The ViDA included 5108 persons from New Zealand, aged from 50 to 84 years, who were randomized to receive a bolus dose of 100,000 IU cholecalciferol or a placebo monthly. The median follow-up duration was 3.3 yr. The primary endpoint was a composite of cardiovascular disease incidence or death, and it occurred in 11.8% of the intervention group and 11.5% of the placebo group, yielding an adjusted hazard ratio of 1.02 (95% confidence interval (CI) = 0.87–1.20). Similar results were found in relation to baseline vitamin D status and for each of the secondary endpoints.
The VITAL trial recruited 25,871 patients from the USA, with an age of at least 50 yr for men and 55 for women. A factorial 2 × 2 design randomized participants to a daily dose of 2000 IU cholecalciferol and a daily dose of 1 g omega-3 fatty acid, both placebo-controlled. The median follow-up duration was 5.3 yr. The primary endpoints were invasive cancer of any type and major adverse cardiovascular events, and a composite of MI, stroke or death from cardiovascular causes. Results confirmed no significant reduction in either major adverse cardiovascular events or invasive cancer incidence.
The DO-HEALTH trial recruited 2157 adults, with an age of a least 70 years. A factorial 2 × 2 × 2 design was adopted to test cholecalciferol supplement, omega-3 supplement and a strength-exercise program. Supplementation of cholecalciferol was of 2000 IU daily. At a median follow-up of 2.99 yr, the two primary endpoints related to cardiovascular diseases, systolic and diastolic blood pressure, did not achieve statistical significance in relation to the cholecalciferol supplement compared to a placebo.
Altogether, the three large, randomized trials confirmed the absence of clinical benefit in terms of cardiovascular outcomes, despite differences in supplement dosage and follow-up duration. These data were also supported by meta-analyses, indicating the safety but null effect of vitamin D [167,168].
Table 1.
The main international recommendation thresholds of circulating vitamin D and daily intake levels.
Table 1.
The main international recommendation thresholds of circulating vitamin D and daily intake levels.

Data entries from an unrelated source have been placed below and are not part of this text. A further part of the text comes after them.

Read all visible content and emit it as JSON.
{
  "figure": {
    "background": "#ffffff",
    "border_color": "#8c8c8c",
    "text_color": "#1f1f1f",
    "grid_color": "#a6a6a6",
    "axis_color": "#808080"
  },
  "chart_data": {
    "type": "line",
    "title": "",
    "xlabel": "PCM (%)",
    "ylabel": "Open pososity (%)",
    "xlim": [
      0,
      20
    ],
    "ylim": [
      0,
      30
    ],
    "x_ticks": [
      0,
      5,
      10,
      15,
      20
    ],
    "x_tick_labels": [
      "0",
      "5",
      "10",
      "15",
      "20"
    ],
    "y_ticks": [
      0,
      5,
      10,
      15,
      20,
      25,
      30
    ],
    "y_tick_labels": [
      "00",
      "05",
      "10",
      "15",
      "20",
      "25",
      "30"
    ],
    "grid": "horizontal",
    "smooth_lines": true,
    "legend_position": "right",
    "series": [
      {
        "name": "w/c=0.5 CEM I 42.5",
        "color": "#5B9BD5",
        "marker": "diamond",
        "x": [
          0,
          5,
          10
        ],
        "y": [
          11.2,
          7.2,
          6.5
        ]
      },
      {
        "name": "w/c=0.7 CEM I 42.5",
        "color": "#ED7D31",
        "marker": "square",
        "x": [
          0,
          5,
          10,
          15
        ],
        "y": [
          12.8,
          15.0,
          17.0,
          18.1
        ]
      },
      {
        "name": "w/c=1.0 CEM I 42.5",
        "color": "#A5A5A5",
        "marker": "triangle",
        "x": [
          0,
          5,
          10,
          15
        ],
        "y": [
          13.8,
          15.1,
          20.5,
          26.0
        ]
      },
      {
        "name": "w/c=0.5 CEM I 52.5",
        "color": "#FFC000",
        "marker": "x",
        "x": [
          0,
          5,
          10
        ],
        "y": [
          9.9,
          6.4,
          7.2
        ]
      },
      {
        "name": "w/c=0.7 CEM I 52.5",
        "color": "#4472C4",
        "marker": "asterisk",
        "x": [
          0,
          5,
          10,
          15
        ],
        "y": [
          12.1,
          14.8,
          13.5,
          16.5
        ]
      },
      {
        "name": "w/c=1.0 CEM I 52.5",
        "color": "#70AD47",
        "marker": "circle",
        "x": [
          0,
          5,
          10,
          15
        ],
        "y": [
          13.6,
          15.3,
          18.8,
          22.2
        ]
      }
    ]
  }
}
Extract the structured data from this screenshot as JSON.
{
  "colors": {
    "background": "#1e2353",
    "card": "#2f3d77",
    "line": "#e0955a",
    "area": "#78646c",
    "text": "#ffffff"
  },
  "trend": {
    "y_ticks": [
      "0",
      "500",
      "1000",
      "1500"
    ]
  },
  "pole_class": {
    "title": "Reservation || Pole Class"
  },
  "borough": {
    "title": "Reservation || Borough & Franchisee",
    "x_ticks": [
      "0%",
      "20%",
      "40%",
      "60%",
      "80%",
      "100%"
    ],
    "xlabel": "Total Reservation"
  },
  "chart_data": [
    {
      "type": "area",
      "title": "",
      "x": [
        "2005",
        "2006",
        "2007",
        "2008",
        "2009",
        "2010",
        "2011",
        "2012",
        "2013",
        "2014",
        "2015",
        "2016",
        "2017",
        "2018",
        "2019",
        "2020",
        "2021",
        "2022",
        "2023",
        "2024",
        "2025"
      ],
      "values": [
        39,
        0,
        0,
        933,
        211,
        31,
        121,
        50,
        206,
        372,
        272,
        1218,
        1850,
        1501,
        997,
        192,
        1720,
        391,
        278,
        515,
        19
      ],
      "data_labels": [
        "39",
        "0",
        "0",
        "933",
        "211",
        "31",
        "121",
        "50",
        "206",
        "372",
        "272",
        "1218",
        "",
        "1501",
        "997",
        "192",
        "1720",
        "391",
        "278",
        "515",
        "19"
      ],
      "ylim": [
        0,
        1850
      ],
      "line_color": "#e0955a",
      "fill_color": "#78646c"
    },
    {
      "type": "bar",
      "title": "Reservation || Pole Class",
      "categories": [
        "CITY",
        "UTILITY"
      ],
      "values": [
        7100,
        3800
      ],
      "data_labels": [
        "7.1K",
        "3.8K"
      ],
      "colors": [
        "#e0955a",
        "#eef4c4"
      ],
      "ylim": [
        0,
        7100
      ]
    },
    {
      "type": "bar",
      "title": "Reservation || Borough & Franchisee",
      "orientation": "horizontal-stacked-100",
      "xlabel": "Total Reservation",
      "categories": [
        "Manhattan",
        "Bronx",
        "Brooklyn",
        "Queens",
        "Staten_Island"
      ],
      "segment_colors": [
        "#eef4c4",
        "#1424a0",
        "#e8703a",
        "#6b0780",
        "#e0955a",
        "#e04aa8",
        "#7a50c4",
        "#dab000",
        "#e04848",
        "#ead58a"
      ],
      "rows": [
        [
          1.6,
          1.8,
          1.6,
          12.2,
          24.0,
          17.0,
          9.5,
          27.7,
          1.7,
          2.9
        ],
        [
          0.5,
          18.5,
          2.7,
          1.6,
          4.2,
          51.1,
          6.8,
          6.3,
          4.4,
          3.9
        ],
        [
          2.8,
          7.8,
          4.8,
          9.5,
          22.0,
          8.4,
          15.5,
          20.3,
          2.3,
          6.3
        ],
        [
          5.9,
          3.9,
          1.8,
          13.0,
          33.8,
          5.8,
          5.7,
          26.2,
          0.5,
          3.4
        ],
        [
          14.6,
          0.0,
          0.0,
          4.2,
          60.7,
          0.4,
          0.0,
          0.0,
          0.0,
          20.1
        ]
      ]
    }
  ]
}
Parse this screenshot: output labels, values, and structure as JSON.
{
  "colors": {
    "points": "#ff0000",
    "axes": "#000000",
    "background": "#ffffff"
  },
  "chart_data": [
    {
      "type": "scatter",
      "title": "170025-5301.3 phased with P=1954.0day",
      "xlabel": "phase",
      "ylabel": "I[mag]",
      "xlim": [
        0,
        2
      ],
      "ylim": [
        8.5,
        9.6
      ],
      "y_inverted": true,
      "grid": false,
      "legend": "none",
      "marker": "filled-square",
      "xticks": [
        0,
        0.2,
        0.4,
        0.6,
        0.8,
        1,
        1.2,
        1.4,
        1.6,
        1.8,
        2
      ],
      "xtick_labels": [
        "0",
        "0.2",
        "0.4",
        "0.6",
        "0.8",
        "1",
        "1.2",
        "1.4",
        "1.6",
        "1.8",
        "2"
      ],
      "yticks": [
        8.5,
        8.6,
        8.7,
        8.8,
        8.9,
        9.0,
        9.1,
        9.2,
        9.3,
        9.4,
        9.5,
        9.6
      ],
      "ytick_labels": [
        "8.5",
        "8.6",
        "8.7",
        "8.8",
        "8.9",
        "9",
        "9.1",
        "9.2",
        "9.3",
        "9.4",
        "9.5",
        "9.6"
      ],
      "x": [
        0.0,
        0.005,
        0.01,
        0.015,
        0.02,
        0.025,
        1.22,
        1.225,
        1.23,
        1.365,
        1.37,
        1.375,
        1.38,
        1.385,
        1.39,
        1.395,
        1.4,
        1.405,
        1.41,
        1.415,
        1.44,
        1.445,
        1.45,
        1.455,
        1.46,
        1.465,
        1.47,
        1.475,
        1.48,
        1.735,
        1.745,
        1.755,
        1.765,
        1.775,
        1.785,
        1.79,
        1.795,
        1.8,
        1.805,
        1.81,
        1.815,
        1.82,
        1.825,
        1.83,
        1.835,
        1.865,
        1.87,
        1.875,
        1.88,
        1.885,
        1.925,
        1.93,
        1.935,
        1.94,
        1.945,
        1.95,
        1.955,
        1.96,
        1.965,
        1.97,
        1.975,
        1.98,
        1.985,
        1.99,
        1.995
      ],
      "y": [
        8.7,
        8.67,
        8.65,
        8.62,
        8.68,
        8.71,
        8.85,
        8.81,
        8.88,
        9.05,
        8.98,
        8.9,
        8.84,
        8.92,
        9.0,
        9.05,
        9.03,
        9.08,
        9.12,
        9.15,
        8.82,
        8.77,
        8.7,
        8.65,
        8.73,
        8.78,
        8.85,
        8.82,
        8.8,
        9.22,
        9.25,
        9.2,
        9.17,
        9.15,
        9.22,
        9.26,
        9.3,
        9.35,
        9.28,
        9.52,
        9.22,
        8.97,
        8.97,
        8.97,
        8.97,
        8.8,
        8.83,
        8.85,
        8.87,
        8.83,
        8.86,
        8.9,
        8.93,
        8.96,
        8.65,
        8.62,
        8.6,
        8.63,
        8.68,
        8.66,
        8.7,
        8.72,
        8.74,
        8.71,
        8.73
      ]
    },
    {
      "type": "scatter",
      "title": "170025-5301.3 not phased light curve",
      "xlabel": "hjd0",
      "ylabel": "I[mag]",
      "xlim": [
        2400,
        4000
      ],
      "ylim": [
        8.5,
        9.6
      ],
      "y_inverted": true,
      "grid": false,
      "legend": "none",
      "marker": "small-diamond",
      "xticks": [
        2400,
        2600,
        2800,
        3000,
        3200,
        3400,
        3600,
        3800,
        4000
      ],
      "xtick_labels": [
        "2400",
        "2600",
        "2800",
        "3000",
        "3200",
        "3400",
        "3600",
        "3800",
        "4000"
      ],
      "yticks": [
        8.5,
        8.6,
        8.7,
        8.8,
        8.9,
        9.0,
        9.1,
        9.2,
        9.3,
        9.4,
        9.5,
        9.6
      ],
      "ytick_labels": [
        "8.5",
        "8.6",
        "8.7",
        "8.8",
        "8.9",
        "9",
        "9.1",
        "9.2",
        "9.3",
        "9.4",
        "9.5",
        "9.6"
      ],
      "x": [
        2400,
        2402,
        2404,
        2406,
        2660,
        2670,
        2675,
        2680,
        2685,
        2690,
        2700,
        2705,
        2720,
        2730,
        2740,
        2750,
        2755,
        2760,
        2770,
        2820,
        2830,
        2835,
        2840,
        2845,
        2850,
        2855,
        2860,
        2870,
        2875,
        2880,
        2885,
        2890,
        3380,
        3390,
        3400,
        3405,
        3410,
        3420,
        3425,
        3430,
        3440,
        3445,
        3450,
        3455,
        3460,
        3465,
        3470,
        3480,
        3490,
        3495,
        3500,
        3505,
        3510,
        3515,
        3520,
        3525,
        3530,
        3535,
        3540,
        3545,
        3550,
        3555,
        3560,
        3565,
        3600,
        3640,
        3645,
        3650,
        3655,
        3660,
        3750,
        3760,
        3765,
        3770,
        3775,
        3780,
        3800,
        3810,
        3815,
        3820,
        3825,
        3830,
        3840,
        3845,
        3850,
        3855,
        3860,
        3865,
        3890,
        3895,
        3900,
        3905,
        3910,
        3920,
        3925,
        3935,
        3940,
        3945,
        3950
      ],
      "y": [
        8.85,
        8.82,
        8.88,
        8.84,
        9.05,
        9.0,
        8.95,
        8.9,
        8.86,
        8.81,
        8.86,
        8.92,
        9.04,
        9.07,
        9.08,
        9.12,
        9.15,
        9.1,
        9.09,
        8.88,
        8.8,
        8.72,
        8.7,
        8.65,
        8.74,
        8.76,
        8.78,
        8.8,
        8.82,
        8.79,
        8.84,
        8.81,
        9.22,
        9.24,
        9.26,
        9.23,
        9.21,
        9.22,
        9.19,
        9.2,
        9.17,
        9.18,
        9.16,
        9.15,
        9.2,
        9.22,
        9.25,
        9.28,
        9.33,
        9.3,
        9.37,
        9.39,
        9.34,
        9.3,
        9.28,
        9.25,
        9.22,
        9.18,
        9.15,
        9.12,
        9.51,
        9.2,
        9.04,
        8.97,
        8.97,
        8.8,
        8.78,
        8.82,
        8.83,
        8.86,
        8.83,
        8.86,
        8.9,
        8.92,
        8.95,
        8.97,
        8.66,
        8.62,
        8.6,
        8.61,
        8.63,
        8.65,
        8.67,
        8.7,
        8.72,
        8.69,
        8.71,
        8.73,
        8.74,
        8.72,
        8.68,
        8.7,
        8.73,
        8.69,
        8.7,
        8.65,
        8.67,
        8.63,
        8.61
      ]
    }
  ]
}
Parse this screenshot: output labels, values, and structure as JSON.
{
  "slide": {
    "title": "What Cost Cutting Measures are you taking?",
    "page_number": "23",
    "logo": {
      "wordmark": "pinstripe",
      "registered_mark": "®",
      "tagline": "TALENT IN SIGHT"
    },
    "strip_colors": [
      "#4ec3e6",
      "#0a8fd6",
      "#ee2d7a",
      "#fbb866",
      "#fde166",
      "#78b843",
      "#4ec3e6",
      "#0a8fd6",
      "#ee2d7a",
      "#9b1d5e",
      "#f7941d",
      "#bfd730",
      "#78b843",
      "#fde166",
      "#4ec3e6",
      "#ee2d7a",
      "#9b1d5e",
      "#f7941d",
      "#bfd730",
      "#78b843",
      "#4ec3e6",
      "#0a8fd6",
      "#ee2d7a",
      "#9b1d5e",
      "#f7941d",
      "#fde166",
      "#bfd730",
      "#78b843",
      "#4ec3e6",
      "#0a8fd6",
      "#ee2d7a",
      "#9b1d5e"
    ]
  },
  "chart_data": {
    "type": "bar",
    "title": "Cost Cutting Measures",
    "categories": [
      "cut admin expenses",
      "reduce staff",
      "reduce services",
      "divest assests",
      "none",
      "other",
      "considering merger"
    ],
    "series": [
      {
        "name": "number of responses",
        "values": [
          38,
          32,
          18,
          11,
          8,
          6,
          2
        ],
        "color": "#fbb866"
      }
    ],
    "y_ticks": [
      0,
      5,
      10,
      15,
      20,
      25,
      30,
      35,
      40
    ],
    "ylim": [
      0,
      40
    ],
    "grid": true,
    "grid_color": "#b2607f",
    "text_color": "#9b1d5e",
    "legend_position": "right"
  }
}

| Target of Circulating 25(OH)-D (nmol/L) | 25(OH)-D Insufficiency (nmol/L) | 25(OH)-D Deficiency (nmol/L) | Potentially Harmful Levels of Circulating 25(OH)-D (nmol/L) | Recommended Daily Intake of Vitamin D Equivalent (IU/Day) | Upper Tolerable Intake Levels of Vitamin D Equivalent (IU/Day) | |
|---|---|---|---|---|---|---|
| Endocrine Society [169] | ||||||
| Males and females (9–18 years) | 75 | 51–74 | ≤50 | 250 | 600–1000 | 4000 |
| Males and females (>18 years) | 75 | 51–74 | ≤50 | 250 | 1500–2000 | 10,000 |
| IOM [170] | ||||||
| Males and females (9–70 years) | 50 | 30–49 | <30 | 125 | 600 | 4000 |
| Males and females (>70 years) | 50 | 30–49 | <30 | 125 | 800 | 4000 |
| EFSA 2023 [24] | ||||||
| Males and females (>18 years) | 50 | <49 | 250 | 600 | 4000 (10,000) * | |
| Mayo Clinic Recommendation [171] | ||||||
| Males and females (>18 years) | 62.5 | 25–62.4 | <25 | 200 | 800–2000 | 10,000 IU |
12. Conclusions and Future Perspectives
The numerous differences between the studies and trials conducted so far, in terms of patients’ risk profiles, baseline vitamin D status, supplementation doses, and primary endpoint selection, limit the ability to reach definitive findings and formulate recommendations. The results of pre-clinical studies and the observed significant independent relationships are strong and often concur in favor of a protective role of vitamin D in the cardiovascular field. The discrepancies within interventional clinical studies, both randomized and non-randomized, lead to the hypothesis that further clarification is required in relation to vitamin D metabolism, including genetics investigations. These investigations will be crucial in designing and conducting optimal randomized clinical trials for the appropriate population.